Kedua, tidak bekerja karena gengsi. Karena gengsi seseorang enggan melakukan pekerjaan yang dianggap remeh, tidak mulia dan tidak memperoleh hasil yang banyak. Padahal pekerjaan yang tampaknya remeh ini halal. Apalagi dirinya merasa memiliki pendidikan tinggi dan berasal dari keluarga terpandang. Akibat dari kepribadian ini akan mendorong orang menempuh cara-cara yang tidak benar untuk memperoleh upah yang banyak. Bahkan terkadang dengan menyakiti orang lain seperti merampas dan mencuri.

Ketiga, karena malas. Jika sifat ini menjadi watak manusia, maka ia akan cenderung panjang angan-angan (thul al amal ), tidak mau bekerja namun menginginkan hasil yang banyak. Bahkan jika ada pekerjaan pun enggan untuk melakukan dan menyelesaikannya. Pekerjaan apapun tidak akan dapat dikerjakan dengan baik dan benar.
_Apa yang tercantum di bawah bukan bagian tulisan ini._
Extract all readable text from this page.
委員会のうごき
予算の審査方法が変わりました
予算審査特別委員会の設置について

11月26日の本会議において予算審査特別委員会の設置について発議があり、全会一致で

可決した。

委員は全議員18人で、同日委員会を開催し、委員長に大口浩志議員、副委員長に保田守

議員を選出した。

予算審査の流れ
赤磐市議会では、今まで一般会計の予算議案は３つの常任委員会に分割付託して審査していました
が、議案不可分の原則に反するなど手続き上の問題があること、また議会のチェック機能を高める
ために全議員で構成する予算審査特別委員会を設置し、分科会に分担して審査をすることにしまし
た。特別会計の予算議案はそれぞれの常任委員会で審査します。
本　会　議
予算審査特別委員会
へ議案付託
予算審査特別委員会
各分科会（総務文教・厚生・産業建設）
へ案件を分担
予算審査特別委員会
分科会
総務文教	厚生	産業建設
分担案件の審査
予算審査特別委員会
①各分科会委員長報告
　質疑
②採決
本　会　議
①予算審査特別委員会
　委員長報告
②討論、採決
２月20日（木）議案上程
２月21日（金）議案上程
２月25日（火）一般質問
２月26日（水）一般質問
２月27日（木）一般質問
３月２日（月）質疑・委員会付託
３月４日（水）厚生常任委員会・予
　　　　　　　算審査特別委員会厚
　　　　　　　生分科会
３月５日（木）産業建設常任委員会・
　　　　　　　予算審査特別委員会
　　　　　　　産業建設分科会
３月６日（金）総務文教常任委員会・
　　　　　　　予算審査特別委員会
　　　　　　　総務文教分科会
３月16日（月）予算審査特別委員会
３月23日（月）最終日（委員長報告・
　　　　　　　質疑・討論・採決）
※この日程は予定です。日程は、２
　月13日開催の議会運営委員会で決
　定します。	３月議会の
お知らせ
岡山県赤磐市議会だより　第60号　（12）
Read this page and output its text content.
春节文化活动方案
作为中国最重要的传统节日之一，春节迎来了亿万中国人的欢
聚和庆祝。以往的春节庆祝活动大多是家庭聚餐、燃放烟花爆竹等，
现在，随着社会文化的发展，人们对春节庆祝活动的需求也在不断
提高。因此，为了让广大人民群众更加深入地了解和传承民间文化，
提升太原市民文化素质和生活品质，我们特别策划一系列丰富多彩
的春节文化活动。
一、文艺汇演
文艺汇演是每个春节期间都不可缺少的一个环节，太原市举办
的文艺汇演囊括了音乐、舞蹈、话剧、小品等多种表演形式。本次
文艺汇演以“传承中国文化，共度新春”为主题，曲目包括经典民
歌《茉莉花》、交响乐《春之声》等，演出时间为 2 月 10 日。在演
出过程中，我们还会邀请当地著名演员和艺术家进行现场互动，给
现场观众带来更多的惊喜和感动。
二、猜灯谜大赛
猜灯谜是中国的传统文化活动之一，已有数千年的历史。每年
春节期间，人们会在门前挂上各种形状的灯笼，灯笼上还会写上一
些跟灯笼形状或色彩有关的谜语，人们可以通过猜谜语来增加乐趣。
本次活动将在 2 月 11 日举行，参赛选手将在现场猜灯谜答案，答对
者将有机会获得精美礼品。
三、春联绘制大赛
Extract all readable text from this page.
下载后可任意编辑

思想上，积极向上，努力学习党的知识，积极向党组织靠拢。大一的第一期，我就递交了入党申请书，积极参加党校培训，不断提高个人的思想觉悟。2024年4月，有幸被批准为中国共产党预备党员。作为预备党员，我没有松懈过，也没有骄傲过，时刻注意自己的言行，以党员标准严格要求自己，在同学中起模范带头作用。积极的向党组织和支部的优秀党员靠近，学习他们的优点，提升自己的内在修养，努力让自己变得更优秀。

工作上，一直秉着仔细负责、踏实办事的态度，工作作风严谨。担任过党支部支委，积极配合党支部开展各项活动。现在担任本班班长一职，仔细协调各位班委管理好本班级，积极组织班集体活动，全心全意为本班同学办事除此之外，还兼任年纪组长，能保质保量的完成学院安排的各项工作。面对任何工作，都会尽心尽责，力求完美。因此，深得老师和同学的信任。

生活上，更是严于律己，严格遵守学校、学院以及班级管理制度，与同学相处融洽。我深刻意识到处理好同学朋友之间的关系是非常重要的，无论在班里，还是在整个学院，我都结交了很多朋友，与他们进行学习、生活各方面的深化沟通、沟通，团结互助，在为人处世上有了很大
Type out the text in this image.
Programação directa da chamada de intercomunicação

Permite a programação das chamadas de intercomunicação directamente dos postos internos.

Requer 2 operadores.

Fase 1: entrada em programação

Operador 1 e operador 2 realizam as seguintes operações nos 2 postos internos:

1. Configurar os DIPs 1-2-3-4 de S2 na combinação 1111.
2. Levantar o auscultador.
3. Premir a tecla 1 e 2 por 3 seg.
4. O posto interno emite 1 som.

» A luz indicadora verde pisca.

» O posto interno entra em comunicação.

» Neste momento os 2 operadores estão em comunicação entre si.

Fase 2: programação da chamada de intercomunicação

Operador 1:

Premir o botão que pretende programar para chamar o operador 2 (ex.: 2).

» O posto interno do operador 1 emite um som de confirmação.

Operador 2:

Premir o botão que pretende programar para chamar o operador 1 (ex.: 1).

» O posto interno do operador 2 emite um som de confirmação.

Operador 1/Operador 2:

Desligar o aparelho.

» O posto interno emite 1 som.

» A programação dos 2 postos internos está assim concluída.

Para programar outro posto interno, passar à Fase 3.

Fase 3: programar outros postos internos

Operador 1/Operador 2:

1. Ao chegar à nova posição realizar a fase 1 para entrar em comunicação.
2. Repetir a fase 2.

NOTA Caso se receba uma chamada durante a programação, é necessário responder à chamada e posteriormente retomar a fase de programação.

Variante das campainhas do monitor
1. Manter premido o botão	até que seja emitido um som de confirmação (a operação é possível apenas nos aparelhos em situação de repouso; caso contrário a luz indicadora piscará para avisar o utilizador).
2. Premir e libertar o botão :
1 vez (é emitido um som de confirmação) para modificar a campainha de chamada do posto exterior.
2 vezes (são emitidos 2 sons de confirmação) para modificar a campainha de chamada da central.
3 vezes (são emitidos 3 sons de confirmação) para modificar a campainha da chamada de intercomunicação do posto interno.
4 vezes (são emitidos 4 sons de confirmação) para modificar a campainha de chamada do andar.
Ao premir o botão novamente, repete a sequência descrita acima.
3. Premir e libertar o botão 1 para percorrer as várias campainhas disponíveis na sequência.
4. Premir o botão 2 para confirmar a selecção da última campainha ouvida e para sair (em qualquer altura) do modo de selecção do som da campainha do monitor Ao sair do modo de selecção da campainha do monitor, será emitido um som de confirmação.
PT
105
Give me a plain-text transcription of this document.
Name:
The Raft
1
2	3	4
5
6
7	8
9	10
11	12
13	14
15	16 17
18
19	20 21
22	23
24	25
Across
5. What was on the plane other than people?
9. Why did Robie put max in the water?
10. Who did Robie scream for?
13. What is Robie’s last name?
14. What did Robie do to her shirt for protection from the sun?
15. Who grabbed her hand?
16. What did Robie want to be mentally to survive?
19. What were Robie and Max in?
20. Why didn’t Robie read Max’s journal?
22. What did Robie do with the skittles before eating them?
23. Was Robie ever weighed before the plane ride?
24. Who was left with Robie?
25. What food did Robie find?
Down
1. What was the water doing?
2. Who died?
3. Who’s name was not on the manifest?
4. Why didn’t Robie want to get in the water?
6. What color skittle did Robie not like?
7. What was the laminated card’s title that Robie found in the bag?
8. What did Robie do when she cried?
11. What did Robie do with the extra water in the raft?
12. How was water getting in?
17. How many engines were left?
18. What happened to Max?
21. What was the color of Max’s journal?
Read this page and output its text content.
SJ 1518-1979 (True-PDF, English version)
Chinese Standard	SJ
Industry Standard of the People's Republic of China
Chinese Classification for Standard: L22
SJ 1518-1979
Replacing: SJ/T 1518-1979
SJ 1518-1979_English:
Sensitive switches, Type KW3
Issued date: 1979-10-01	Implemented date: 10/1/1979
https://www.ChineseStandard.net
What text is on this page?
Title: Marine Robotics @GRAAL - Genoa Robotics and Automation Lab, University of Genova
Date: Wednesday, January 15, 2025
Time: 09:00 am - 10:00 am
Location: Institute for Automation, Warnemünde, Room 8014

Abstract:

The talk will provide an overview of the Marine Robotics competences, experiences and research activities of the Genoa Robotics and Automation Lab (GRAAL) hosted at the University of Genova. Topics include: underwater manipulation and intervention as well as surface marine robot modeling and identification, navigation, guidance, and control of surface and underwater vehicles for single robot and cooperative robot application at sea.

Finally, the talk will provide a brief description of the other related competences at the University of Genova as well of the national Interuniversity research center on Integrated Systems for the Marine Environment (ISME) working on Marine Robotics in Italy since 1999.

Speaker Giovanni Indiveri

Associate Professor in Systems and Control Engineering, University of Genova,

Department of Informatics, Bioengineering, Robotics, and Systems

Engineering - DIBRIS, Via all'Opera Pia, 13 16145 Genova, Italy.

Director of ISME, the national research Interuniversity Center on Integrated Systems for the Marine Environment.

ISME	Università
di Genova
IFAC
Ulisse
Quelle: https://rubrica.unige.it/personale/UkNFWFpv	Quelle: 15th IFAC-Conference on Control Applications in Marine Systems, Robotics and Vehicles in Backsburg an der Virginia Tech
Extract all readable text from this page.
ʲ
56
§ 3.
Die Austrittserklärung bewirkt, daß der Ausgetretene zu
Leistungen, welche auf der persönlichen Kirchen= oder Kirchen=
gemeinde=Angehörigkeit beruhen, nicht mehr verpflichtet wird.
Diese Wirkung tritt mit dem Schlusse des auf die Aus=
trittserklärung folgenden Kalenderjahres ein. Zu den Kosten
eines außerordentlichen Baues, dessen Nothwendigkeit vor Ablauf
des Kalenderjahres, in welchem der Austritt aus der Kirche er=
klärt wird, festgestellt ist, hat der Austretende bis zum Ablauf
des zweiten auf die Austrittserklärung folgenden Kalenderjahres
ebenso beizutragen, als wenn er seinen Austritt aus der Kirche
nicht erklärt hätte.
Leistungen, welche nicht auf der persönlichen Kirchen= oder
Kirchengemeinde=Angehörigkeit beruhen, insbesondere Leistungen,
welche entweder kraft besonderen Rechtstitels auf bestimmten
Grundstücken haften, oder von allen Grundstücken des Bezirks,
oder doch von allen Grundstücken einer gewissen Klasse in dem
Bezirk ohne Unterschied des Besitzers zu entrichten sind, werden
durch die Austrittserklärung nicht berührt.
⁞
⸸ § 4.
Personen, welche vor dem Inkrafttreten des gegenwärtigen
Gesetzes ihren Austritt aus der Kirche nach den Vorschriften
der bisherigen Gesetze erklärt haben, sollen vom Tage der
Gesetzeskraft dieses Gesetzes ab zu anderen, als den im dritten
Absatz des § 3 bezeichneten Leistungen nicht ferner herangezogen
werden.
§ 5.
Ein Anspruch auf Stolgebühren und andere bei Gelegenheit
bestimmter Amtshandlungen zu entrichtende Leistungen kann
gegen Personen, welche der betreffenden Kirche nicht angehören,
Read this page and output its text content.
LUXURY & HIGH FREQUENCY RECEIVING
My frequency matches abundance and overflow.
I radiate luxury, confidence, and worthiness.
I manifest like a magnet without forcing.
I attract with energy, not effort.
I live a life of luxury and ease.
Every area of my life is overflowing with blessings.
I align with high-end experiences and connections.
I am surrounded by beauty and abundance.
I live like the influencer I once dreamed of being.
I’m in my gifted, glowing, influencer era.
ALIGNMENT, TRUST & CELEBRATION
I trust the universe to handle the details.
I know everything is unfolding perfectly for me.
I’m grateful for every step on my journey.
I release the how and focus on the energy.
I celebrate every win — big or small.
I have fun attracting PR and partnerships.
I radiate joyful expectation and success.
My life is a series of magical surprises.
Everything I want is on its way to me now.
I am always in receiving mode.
Mustahil sifat malas membawa kebaikan, baik bagi diri sendiri maupun orang lain.

Allah SWT telah memberi keluasan waktu agar kita dapat bekerja dengan sebaik-baiknya. Setiap pekerjaan yang dilakukan dengan sungguh-sungguh dan sesuai syari'at Allah, akan membawa kebaikan di dunia dan akhirat. Allah SWT telah menjadikan siang sebagai waktu mencari penghidupan, agar kiranya di waktu malam dapat beristirahat dan mendekat kepada Allah dengan shalat tahajud, shalat witir dan shalat malam lainnya, atau berkumpul dengan keluarga dan mempelajari firman-firmanNya.

Allah SWT menyatakan bahwa saling dijadikan sebagai tempat mencari penghidupan sebagaimana firman Allah dalam surat An Naba', ayat 11 yang artintya :

"Dan Kami jadikan siang untuk mencari penghidupan",

Allah juga telah menjadikan bumi ini sebagai sumber penghidupan. Allah memberikan keleluasaan untuk mengolah bumi agar manusia dapat bersyukur. Namun terkadang manusia justru mengingkari Allah SWT, seakan-akan segala sesuatu yang ada di bumi ini muncul dengan sendirinya dan seakan-akan memperoleh segala sesuatu yang ada di bumi ini seperti barang temuan yang tak bertuan. Padahal segala isi langit dan bumi ini adalah milik Allah. Jika Allah menghendaki, maka langit dan bumi dihempaskan dan dihancurkan, sehingga manusia tidak dapat mengambil manfaat apapun darinya membangga-banggakan diri.

"Sesungguhnya Kami telah menempatkan kamu sekalian di muka bumi dan Kami adakan bagimu di muka bumi itu (sumber) penghidupan. Amat sedikitlah kamu bersyukur." (Q.S.Al A'raf:10).

Marilah kita memahami alangkah besarnya karunia Allah bagi kehidupan manusia. Namun semua karunia ini tidak bisa diperoleh tanpa usaha dan bekerja. Allah memerintahkan kepada manusia agar bekerja di dunia agar dapat memenuhi kebututuhan hidupnya dan memiliki sarana beribadah kepada Allah. Wujud terima kasih manusia kepada Allah adalah dengan senantiasa bekerja dan beribadah secara sungguh-sungguh dimanapun kita berada.

Bekerja hanya untuk tujuan kebanggan dan memperbanyak harta benda dapat menjadikan orang lupa mati, ingat Allah dan ingat akhirat. Jika cara ini yang ditempuh, maka rezeki yang diperolehnya itu justru menambah kekufuran dan melupakan akhirat. Sesungguhnya Allah akan menimpakan siksa dunia dan akhirat bagi orang-orang yang mengingkariNya.